In order to give the public broad information about the many practical research results from his laboratories and clinics, Mühlemann organized a dental public health exhibition displayed in many department stores and shopping centers in Switzerland, and even on busses and street cars. It was known as “Healthy Smile – Joyful Mouth.” The exhibit became a road show for over eight years in most Swiss cities, and was presented by Dental Hygienists and other dental auxiliary personnel. By way of this national exhibition and the first Dental Hygiene school in Switzerland, Mühlemann's concept of good, preventive dental care was disseminated to a wide audience of lay persons.

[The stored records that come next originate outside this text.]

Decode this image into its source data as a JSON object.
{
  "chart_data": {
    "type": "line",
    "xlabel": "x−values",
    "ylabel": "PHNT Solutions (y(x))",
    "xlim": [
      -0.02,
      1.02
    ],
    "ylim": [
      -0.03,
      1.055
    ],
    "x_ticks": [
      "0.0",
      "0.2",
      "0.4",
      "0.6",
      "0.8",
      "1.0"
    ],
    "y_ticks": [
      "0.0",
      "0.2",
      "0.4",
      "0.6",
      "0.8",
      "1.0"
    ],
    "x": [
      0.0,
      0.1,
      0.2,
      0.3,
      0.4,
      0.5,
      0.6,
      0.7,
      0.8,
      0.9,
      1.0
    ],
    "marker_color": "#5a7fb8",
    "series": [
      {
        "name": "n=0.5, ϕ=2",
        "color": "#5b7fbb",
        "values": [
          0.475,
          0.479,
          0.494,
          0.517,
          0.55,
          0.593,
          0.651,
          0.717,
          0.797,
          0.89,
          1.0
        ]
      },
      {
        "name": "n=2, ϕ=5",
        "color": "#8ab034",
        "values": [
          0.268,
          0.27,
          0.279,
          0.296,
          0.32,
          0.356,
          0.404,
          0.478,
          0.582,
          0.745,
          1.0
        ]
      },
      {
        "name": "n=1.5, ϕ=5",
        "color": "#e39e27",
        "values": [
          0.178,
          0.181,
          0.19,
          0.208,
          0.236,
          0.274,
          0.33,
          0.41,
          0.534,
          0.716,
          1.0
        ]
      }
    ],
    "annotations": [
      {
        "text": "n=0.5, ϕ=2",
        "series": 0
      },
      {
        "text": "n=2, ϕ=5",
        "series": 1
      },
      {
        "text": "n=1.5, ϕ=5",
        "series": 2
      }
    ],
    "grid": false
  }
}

He founded and published Helvetica Odontologica Acta (HOA), a Swiss dental journal published in the English language. He founded the “Journal of Clinical Periodontology” in 1972, and was its first editor.

- Textbooks
•	Introduction to Oral Preventive Medicine, A program for the first clinical experience. Quintessence Publishers, Berlin, 1976, ISBN 3 87652 591 8, 253 pages.
•	With Klaus H. Rateitschak and Heinz H. Renggli: Parodontologie: gesundes Parodont, Epidemiologie, Ätiologie, Diagnostik, Prophylaxe und Therapie parodontaler Erkrankungen, Thieme Publishers, 1978, ISBN 3 1338 7802 6, 274 pages

- In scientific journals
•	Sugar substitutes and plaque pH telemetry in caries prevention. J. Clin. Periodontol. 1979; 6(7). pp 47–52.
•	Psychological and chemical mediators of gingival health, J. Prev. Dent. 1977; 4(4). pp. 6–17.
•	Intra-oral radiotelemetry. Int. Dent. J. 1971; 21(4), pp. 456–465.
•	Tooth mobility: a review of clinbical aspects and research findings. J. Periodontol. 1967; 38(6), pp. 686–713.

== Awards ==
Hans Mühlemann received numerous honors and awards:
•	The ORCA Prize in 1959, the ARPA Jaccard Prize in 1960
•	The title “Dr. h.c.” from the Karolinska Institute, Stockholm
•	The Award for Advancement of Dental Research, Boston, 1972
•	The IADR Oral Therapeutics Award in 1973
•	The most highly honored award in Switzerland, the “Otto Naegeli Prize,” in 1973
•	Additional Dr. h.c. titles from various universities.

The Swiss Society for Periodontology (SSP) conveyed the “Mühlemann Research Prize” every four years.